Now that we’ve figured how to find our input files and remove the input directory from their names, let’s see if we can create new names for output files. Change your script to be the following.
#!/bin/bash
# Setup our input directory, then look for the files we need
INDIR=~/agingRnaSeq/0_rawData/fastq
INFILES=$(ls ${INDIR}/*fq.gz)
# Define our output parent directory
OUTDIR=~/agingRnaSeq/1_trimmedData
# Check our output directory exists
if [ ! -d "$OUTDIR" ]; then
# If the directory doesn't exist, exit with a message and an error
echo "$OUTDIR does not exist"
exit 1
fi
# Check that we have found the correct files
for f in ${INFILES}
do
echo "Found ${f}"
OUTFILE=${OUTDIR}/fastq/$(basename ${f})
echo "Trimmed reads will be written to ${OUTFILE}"
done
Now you’ve seen how specify the output file, by using the input file we’re nearly there. What else do you think we need to specify?

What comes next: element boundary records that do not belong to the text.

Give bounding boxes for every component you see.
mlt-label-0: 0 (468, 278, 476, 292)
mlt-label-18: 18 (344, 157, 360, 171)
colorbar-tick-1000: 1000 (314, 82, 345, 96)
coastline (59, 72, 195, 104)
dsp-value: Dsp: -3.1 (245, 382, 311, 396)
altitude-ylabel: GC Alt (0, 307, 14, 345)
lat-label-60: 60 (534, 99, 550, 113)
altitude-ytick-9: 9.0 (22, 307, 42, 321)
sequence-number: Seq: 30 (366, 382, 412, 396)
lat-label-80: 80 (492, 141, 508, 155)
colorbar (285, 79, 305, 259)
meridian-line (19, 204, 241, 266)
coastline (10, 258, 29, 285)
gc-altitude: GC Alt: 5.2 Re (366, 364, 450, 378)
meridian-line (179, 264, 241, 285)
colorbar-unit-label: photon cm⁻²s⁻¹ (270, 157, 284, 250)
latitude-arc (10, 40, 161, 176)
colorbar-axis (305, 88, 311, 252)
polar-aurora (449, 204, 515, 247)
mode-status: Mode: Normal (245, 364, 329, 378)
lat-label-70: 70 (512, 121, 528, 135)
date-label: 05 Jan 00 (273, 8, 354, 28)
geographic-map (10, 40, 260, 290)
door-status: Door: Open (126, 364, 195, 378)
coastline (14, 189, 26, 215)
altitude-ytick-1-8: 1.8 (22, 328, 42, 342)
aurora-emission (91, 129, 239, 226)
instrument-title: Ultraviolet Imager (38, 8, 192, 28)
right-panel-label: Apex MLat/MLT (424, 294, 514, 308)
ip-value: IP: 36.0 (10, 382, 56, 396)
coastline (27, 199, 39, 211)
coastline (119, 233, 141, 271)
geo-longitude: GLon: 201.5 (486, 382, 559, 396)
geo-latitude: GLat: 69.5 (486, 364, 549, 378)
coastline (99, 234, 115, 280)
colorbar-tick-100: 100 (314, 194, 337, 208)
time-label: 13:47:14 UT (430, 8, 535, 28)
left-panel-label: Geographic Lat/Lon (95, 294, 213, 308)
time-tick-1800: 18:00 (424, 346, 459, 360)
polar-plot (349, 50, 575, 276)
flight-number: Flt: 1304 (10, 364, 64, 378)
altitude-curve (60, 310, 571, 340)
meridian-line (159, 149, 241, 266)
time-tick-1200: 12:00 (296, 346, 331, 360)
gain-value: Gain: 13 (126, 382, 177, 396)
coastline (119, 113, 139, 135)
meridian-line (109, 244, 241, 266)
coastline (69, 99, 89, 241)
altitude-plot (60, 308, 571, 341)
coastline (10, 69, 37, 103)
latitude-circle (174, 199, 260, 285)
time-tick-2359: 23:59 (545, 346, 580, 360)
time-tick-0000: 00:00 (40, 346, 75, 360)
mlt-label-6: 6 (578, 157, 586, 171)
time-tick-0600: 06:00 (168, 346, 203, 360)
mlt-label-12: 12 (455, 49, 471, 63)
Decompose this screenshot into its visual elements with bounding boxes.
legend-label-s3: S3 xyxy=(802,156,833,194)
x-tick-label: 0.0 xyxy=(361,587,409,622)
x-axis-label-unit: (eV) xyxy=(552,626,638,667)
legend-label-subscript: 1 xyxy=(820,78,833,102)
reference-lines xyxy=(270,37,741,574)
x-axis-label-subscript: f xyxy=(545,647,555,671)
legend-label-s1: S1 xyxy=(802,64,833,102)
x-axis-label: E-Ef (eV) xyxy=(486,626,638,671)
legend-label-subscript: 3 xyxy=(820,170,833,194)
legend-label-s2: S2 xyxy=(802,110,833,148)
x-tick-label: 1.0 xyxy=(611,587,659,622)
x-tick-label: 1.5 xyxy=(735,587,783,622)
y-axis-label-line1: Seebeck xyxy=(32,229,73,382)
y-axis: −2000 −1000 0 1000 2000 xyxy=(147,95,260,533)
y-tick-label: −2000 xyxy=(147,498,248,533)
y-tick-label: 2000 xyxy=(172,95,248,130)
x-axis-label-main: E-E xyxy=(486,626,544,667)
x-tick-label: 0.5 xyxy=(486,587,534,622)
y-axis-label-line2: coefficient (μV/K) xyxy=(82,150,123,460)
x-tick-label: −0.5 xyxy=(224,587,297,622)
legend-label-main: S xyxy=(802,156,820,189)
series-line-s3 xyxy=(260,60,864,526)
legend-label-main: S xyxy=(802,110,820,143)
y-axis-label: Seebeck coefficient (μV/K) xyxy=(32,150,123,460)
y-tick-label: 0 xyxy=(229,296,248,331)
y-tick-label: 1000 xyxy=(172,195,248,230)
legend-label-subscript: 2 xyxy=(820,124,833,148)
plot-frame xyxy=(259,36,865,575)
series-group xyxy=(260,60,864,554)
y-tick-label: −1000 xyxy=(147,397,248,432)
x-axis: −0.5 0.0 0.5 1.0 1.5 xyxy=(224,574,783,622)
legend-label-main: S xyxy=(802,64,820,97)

Add the following lines to your script on a new blank line immediately before our final done
command.
If you’re having trouble with any of this please call a tutor over too!
DISCARDED=${OUTDIR}/fastq/$(basename ${f%.fq.gz}.discarded.gz)
echo "Discarded reads will be written to ${DISCARDED}"
Note that in the above we used the %
sign like a pair of scissors that snipped off the suffix fq.gz
, and we then replaced it with the new suffix discarded.gz
.
Clearly, the next file we need to specify will by our log or settings file.
SETTINGS=${OUTDIR}/log/$(basename ${f%.fq.gz}.settings)
echo "AdapterRemoval settings file will be written to ${SETTINGS}"
Now we have all the information we need to run AdapterRemoval
on every input file!
We’ll leave it up to you to write the complete script, but please call for help when you need it.
Can you think of anything important we skipped over in the above?
The complete script should run in about 10 minutes.
Now that we’ve run AdapterRemoval
on our complete set of files, we’ll need to check what impact it’s had on our libraries.
An intelligent approach would have been to include a call to FastQC
as the final step in the above script.
If you think you’re ahead, add the following line to your script and run it all again.
Otherwise, just run this command interactively
fastqc -t 2 -o 1_trimmedData/FastQC/ 1_trimmedData/fastq/*fq.gz
Once this completes, use RStudio to manually inspect a report, then use the function writeHtmlReport
from the R package ngsReports
to write the default summary across all files.
You can also use the ShinyApp fastqcShiny
to inspect these interactively if you’d like.
By comparing this new report to the original report, are you happy with the improvements to the data?